Parents from Shady Hills Elementary are voicing opposition to a plan to send their children to Crews Lake Middle while Shady Hills is undergoing a massive renovation.
Mixing elementary school students with middle school students is a mistake that could prove dangerous for the younger children, who would be easy targets for bullies, the parents told the Pasco County School Board Tuesday evening.
“I feel placing these students in Crews Lake will be a disaster waiting to happen,” said Craig Rogers, whose 6-year-old son attends Shady Hills.
Shady Hills Elementary, built in 1975, is scheduled for an $8.5 million renovation and school district officials say students need to be moved elsewhere while the work is happening.
The district wants to make Crews Lake Middle a K-8 school during the two years that Shady Hills needs to be closed, beginning this August.
Superintendent Kurt Browning and his staff held a meeting with Shady Hills parents March 12 to explain the plan, but the parents weren’t happy with what they heard and appealed to the school board to come up with an alternative.
One solution, the parents suggested, is to handle Shady Hills the same way the district is handling an $11.5 million reconstruction project at Schrader Elementary in Port Richey.

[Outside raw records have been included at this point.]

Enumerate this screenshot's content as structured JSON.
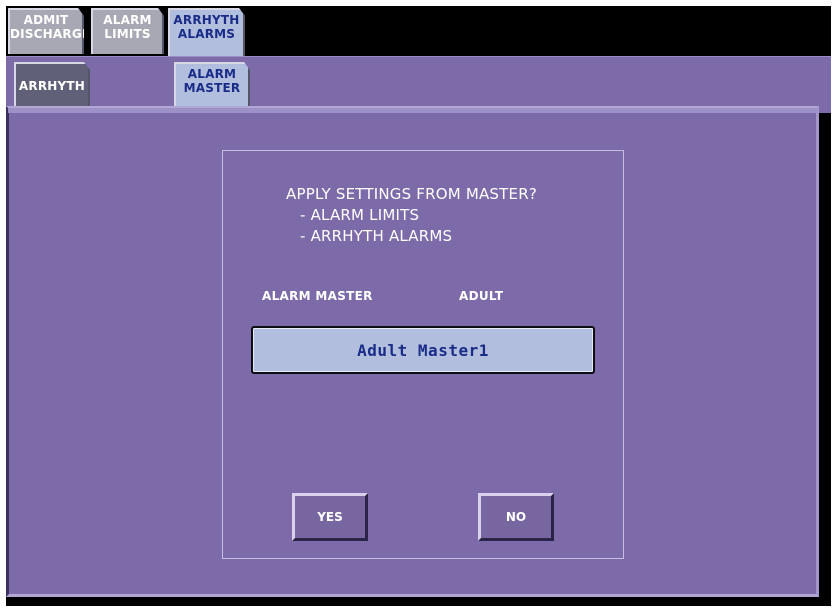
{
  "top_tabs": [
    {
      "line1": "ADMIT",
      "line2": "DISCHARGE",
      "selected": false
    },
    {
      "line1": "ALARM",
      "line2": "LIMITS",
      "selected": false
    },
    {
      "line1": "ARRHYTH",
      "line2": "ALARMS",
      "selected": true
    }
  ],
  "sub_tabs": [
    {
      "line1": "",
      "line2": "ARRHYTH",
      "selected": false
    },
    {
      "line1": "ALARM",
      "line2": "MASTER",
      "selected": true
    }
  ],
  "dialog": {
    "question": "APPLY SETTINGS FROM MASTER?",
    "items": [
      "- ALARM LIMITS",
      "- ARRHYTH ALARMS"
    ],
    "master_label": "ALARM MASTER",
    "patient_type": "ADULT",
    "master_name": "Adult Master1",
    "yes_label": "YES",
    "no_label": "NO"
  },
  "colors": {
    "background": "#7c6ba8",
    "selected_tab": "#b2bedd",
    "unselected_tab": "#a8a8b4",
    "selected_text": "#1a2c88"
  }
}
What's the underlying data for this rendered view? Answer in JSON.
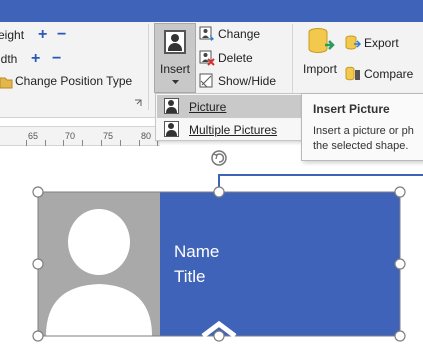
{
  "colors": {
    "accent": "#3f63b8",
    "card_blue": "#3f63b8",
    "photo_gray": "#a9a9a9",
    "menu_selected": "#c9c9c9"
  },
  "ribbon": {
    "height_label": "eight",
    "width_label": "idth",
    "change_position_type": "Change Position Type",
    "insert_button_label": "Insert",
    "change_label": "Change",
    "delete_label": "Delete",
    "show_hide_label": "Show/Hide",
    "import_label": "Import",
    "export_label": "Export",
    "compare_label": "Compare",
    "plus_glyph": "+",
    "minus_glyph": "−"
  },
  "ruler": {
    "ticks": [
      "65",
      "70",
      "75",
      "80"
    ]
  },
  "insert_menu": {
    "items": [
      {
        "label": "Picture",
        "selected": true
      },
      {
        "label": "Multiple Pictures",
        "selected": false
      }
    ]
  },
  "tooltip": {
    "title": "Insert Picture",
    "line1": "Insert a picture or ph",
    "line2": "the selected shape."
  },
  "card": {
    "name": "Name",
    "title": "Title"
  }
}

Portable classrooms are being moved onto the Schrader campus so students can remain there while their 40-year-old school is torn down and rebuilt.
“If you can put Schrader in portables for one year, why can’t you do the same for Shady Hills?” asked Rosemary Rogers, president of the Shady Hills Parent-Teacher Organization.
Board members made no decision on whether to work out a different plan.
A similar renovation project is planned for Quail Hollow Elementary. Students there will be moved to either Wesley Chapel Elementary or Watergrass Elementary in the interim.
Both Quail Hollow and Shady Hills were built in the 1970s and are often referred to as Kelley schools because they were designed by architect Eoghan Kelley.
The schools used a windowless, open-classroom concept that was popular throughout the country at the time and harkened to the days of one-room schoolhouses.
In Pasco, where a 1970s population boom fueled the need for more schools, the school district built three high schools, one middle school and five elementary schools using the Kelley concept.
About two years ago, the school board began contemplating the need for major remodeling at the Kelley schools, which aren't up to current building codes and don't mesh well with 21st century academic needs.
The district lacked the necessary money for the work, though, until voters in November renewed the Penny for Pasco sales tax.